Intel est arrivé en 1999 avec 10 salariés. Depuis, les choses ont bien changé. Il a acquis en mars 2009 l’activité sans fil pour téléphone mobile de l’allemand Infineon Technologies. En novembre 2012, il a inauguré un second laboratoire, spécialisé dans l’intégration de solutions de connectivité sans fil dans des logiciels de communication pour smartphones et tablettes. Son site a vocation à croître pour répondre à ses ambitions sur le marché des mobiles.

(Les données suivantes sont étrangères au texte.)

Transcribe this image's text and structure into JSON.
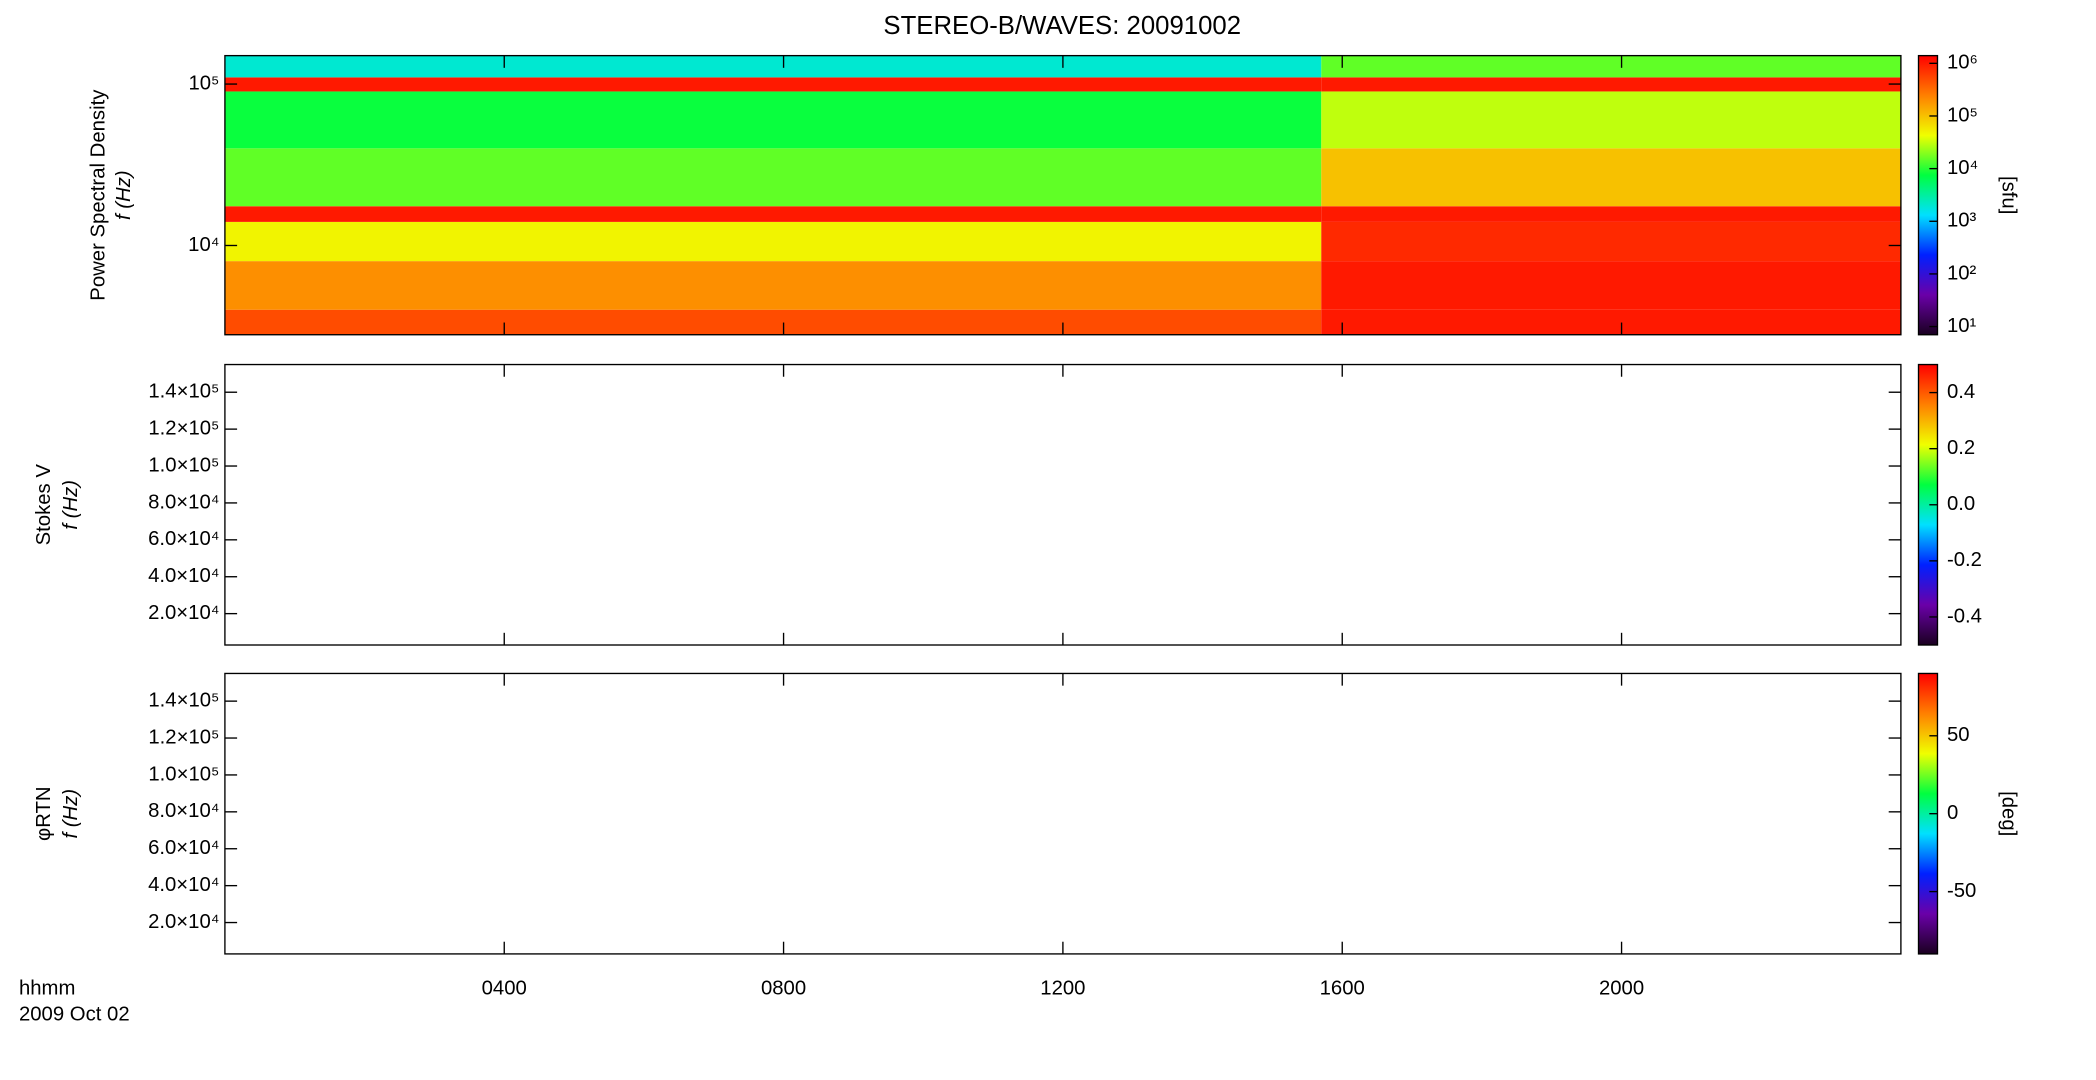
{
  "chart_data": [
    {
      "type": "heatmap",
      "title": "STEREO-B/WAVES: 20091002",
      "ylabel": [
        "Power Spectral Density",
        "f (Hz)"
      ],
      "xlim": [
        0,
        24
      ],
      "ylim": [
        2800,
        150000
      ],
      "ylog": true,
      "yticks": [
        {
          "value": 10000,
          "label": "10⁴"
        },
        {
          "value": 100000,
          "label": "10⁵"
        }
      ],
      "x_edges": [
        0,
        15.7,
        24
      ],
      "y_edges": [
        2800,
        4000,
        8000,
        14000,
        17500,
        40000,
        90000,
        110000,
        150000
      ],
      "values": [
        [
          500000,
          1000000
        ],
        [
          200000,
          1000000
        ],
        [
          50000,
          800000
        ],
        [
          1000000,
          1000000
        ],
        [
          15000,
          100000
        ],
        [
          8000,
          30000
        ],
        [
          1000000,
          1000000
        ],
        [
          2000,
          15000
        ]
      ],
      "colormap": [
        "#1a0020",
        "#6a00a8",
        "#0020ff",
        "#00e0ff",
        "#00ff40",
        "#f0ff00",
        "#ff8000",
        "#ff0000"
      ],
      "colorbar": {
        "log": true,
        "lim": [
          7,
          1400000
        ],
        "label": "[sfu]",
        "ticks": [
          {
            "value": 10,
            "label": "10¹"
          },
          {
            "value": 100,
            "label": "10²"
          },
          {
            "value": 1000,
            "label": "10³"
          },
          {
            "value": 10000,
            "label": "10⁴"
          },
          {
            "value": 100000,
            "label": "10⁵"
          },
          {
            "value": 1000000,
            "label": "10⁶"
          }
        ]
      }
    },
    {
      "type": "heatmap",
      "ylabel": [
        "Stokes V",
        "f (Hz)"
      ],
      "xlim": [
        0,
        24
      ],
      "ylim": [
        3000,
        155000
      ],
      "yticks": [
        {
          "value": 20000,
          "label": "2.0×10⁴"
        },
        {
          "value": 40000,
          "label": "4.0×10⁴"
        },
        {
          "value": 60000,
          "label": "6.0×10⁴"
        },
        {
          "value": 80000,
          "label": "8.0×10⁴"
        },
        {
          "value": 100000,
          "label": "1.0×10⁵"
        },
        {
          "value": 120000,
          "label": "1.2×10⁵"
        },
        {
          "value": 140000,
          "label": "1.4×10⁵"
        }
      ],
      "colorbar": {
        "lim": [
          -0.5,
          0.5
        ],
        "ticks": [
          -0.4,
          -0.2,
          {
            "value": 0,
            "label": "0.0"
          },
          0.2,
          0.4
        ]
      }
    },
    {
      "type": "heatmap",
      "ylabel": [
        "φRTN",
        "f (Hz)"
      ],
      "xlim": [
        0,
        24
      ],
      "ylim": [
        3000,
        155000
      ],
      "yticks": [
        {
          "value": 20000,
          "label": "2.0×10⁴"
        },
        {
          "value": 40000,
          "label": "4.0×10⁴"
        },
        {
          "value": 60000,
          "label": "6.0×10⁴"
        },
        {
          "value": 80000,
          "label": "8.0×10⁴"
        },
        {
          "value": 100000,
          "label": "1.0×10⁵"
        },
        {
          "value": 120000,
          "label": "1.2×10⁵"
        },
        {
          "value": 140000,
          "label": "1.4×10⁵"
        }
      ],
      "xticks": [
        {
          "value": 4,
          "label": "0400"
        },
        {
          "value": 8,
          "label": "0800"
        },
        {
          "value": 12,
          "label": "1200"
        },
        {
          "value": 16,
          "label": "1600"
        },
        {
          "value": 20,
          "label": "2000"
        }
      ],
      "x_label": "hhmm",
      "date": "2009 Oct 02",
      "colorbar": {
        "lim": [
          -90,
          90
        ],
        "label": "[deg]",
        "ticks": [
          -50,
          0,
          50
        ]
      }
    }
  ]
}
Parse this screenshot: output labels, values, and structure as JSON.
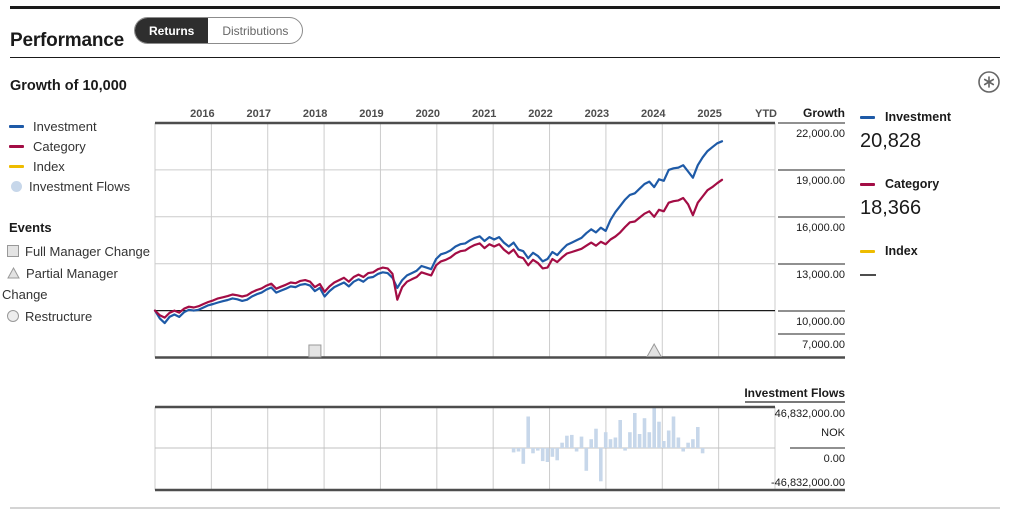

Aujourd’hui, il compte deux bâtiments où plus de 300 personnes travaillent.

  • Nvidia

Modem 3 g-4 g

Implantation en 2011

110 personnes

Le numéro un mondial des processeurs graphiques s’est implanté à la faveur de l’acquisition, en juin 2011, d’Icera, une start-up britannique spécialisée dans les modems 3 G-4 G. Ouvert en 2005 avec cinq salariés, le site devrait en compter 150 à la fin de l’année et devenir le plus gros centre de R & D de Nvidia en Europe. Il développe la couche logicielle des puces pour ces modems. L’américain compte profiter des compétences de haut niveau dans les télécoms 3 G et 4 G issues sur place de Texas Instruments, Infineon Technologies, ST-Ericsson et autre NXP.

  • Samsung

Puces de connectivité sans fil

Implantation en 2012

40 personnes

Le géant coréen de l’électronique s’est installé en rachetant en octobre 2012 CSR, une société britannique spécialisée dans la conception de puces de connectivité sans fil Bluetooth, Wi-Fi et GPS pour les terminaux portables. Créé en 2005 par CSR, le site est devenu le premier centre de R & D de Samsung en France. Numéro un mondial des téléphones mobiles, le groupe mise sur l’écosystème local pour étendre ses compétences dans les composants sans fils essentiels aux terminaux portables.